Mexico is the country where my parents came from. In order to better understand who I am, I have had to learn about where they came from. This has helped me understand them better, but also myself. The country to the south is like a grandparent I hardly knew growing up, but with which I have become very familiar with as an adult. Mexico is for all intents and purposes still a post-revolutionary state.
Poetry is my passion, my friend, my retreat, and my weapon. Poetry fills a lot of spaces in my world. I first started writing regularly when I was 12, but I didn’t think of myself as a serious poet until I was 16. Still I wasn’t able to refer to myself as a poet until I came up with the moniker, po’ E.T. about 4-5 years ago.
Will post a post about my favorite ten poets later, or at least my ten favorite that day.
I got into vinyl into seeing something on the history channel. They found these vases that had grooves on the outside, which they tried to play with a needle and a speaker. They explained about how if we were to lose access to all technology, we’d still be able to play vinyl as long one had a needle and something to use as a speaker. It made me think, “I better get some vinyl to ensure I got some tunes for the apocalypse.”

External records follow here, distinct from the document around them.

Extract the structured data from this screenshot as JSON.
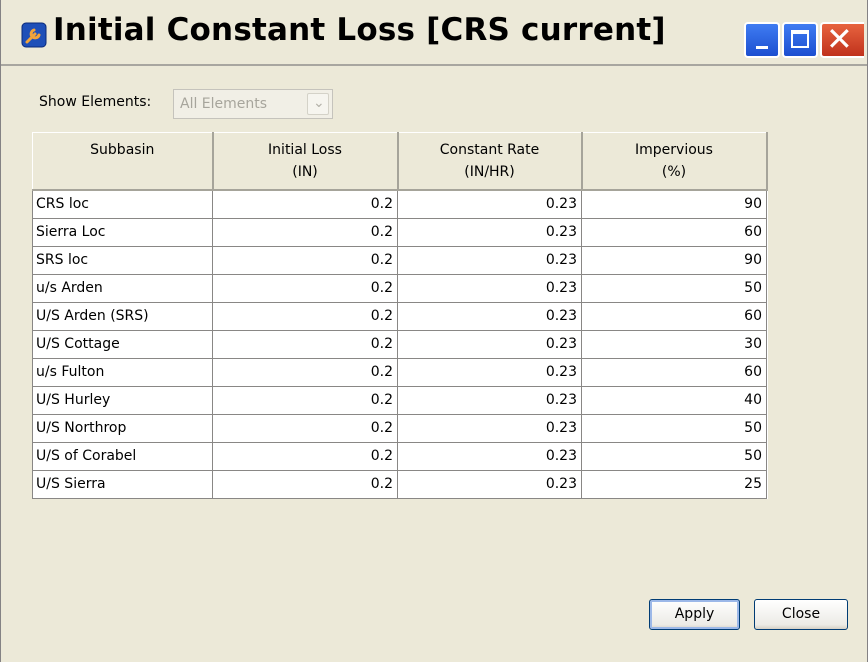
{
  "window": {
    "title": "Initial Constant Loss [CRS current]"
  },
  "filter": {
    "label": "Show Elements:",
    "value": "All Elements"
  },
  "table": {
    "headers": [
      [
        "Subbasin",
        ""
      ],
      [
        "Initial Loss",
        "(IN)"
      ],
      [
        "Constant Rate",
        "(IN/HR)"
      ],
      [
        "Impervious",
        "(%)"
      ]
    ],
    "rows": [
      [
        "CRS loc",
        "0.2",
        "0.23",
        "90"
      ],
      [
        "Sierra Loc",
        "0.2",
        "0.23",
        "60"
      ],
      [
        "SRS loc",
        "0.2",
        "0.23",
        "90"
      ],
      [
        "u/s Arden",
        "0.2",
        "0.23",
        "50"
      ],
      [
        "U/S Arden (SRS)",
        "0.2",
        "0.23",
        "60"
      ],
      [
        "U/S Cottage",
        "0.2",
        "0.23",
        "30"
      ],
      [
        "u/s Fulton",
        "0.2",
        "0.23",
        "60"
      ],
      [
        "U/S Hurley",
        "0.2",
        "0.23",
        "40"
      ],
      [
        "U/S Northrop",
        "0.2",
        "0.23",
        "50"
      ],
      [
        "U/S of Corabel",
        "0.2",
        "0.23",
        "50"
      ],
      [
        "U/S Sierra",
        "0.2",
        "0.23",
        "25"
      ]
    ]
  },
  "buttons": {
    "apply": "Apply",
    "close": "Close"
  }
}
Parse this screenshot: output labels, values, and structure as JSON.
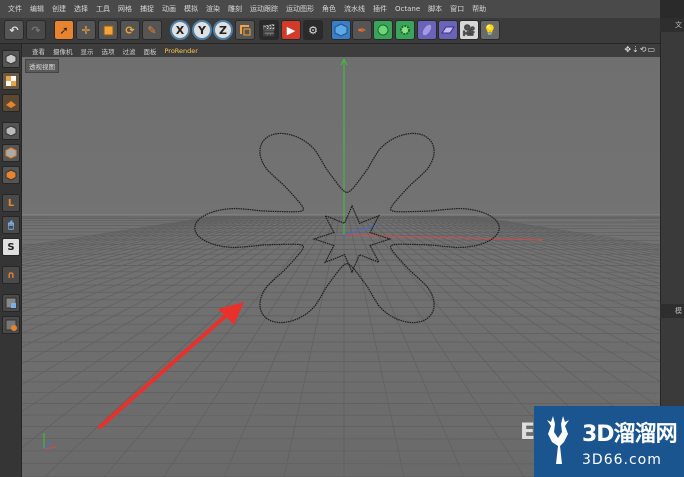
{
  "menubar": {
    "items": [
      "文件",
      "编辑",
      "创建",
      "选择",
      "工具",
      "网格",
      "捕捉",
      "动画",
      "模拟",
      "渲染",
      "雕刻",
      "运动跟踪",
      "运动图形",
      "角色",
      "流水线",
      "插件",
      "Octane",
      "脚本",
      "窗口",
      "帮助"
    ]
  },
  "toolbar": {
    "axis_x": "X",
    "axis_y": "Y",
    "axis_z": "Z"
  },
  "viewport_menu": {
    "items": [
      "查看",
      "摄像机",
      "显示",
      "选项",
      "过滤",
      "面板"
    ],
    "prorender": "ProRender"
  },
  "viewport": {
    "label": "透视视图"
  },
  "right_panel": {
    "tab_top": "文",
    "tab_mid": "模"
  },
  "watermark": {
    "line1": "3D溜溜网",
    "line2": "3D66.com",
    "behind_text": "E"
  },
  "colors": {
    "viewport_bg": "#6b6b6b",
    "grid_line": "#5a5a5a",
    "y_axis": "#3fbf3f",
    "x_axis": "#d24a4a",
    "arrow": "#e8312b",
    "watermark_bg": "#1a5590",
    "accent": "#ffc84a"
  }
}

Nothing beats being able to process your own film and develop one’s own photos. I miss having access to a darkroom, but digital photography compensates for it, and requires much less space and no inhaling of chemicals.
sept. 22, 1998.
dream #7: surrounded.
there is a church that i think i've seen on past visits to mexico. it's so big that it blocks everything behind it like it's blocking off the rest of the world. it's one of those great huge stone churches that looks like a castle. very well decorated with flowers of all colors. the people must have had a festival a few days earlier. there are remnants of fireworks on the floor. my younger cousins are running around and laughing. these are cousins that i haven't seen for a long time, but i recognize them all. my surviving grandparents are sitting in front of me. we are sitting in the middle of this park where the church lies in front of me. we are sitting on the inside of two u-shaped benches. my dad is sitting next to me. my mom and sisters are sitting across from us, next to my grandparents. i'm happy. i haven't felt safe near a church for a while. these people dressed in black robes with black pointy hoods approach us. all the trees in the background disappear. the hooded people become the background. they tell us that we don't belong there. they could almost pass for monks or nuns because they're wearing big crosses around their necks. most of them are women. they begin to make racist remarks against us. they're telling us, but i think they're talking more to me, that we're stupid. i start to cry. there's nothing i can do, and i hate that. their big bodies tower over me. i'm so small compared to them. i start shaking. i'm not sure if it's out of anger or fear. i decide to confront them but my dad holds me back. everyone else is just sitting there. no one is reacting. i'm not sure why the rest of my family is just sitting there, emotionless. all this while i keep shaking and crying, clinching my fists.
sophomore year. creative writing class assignment.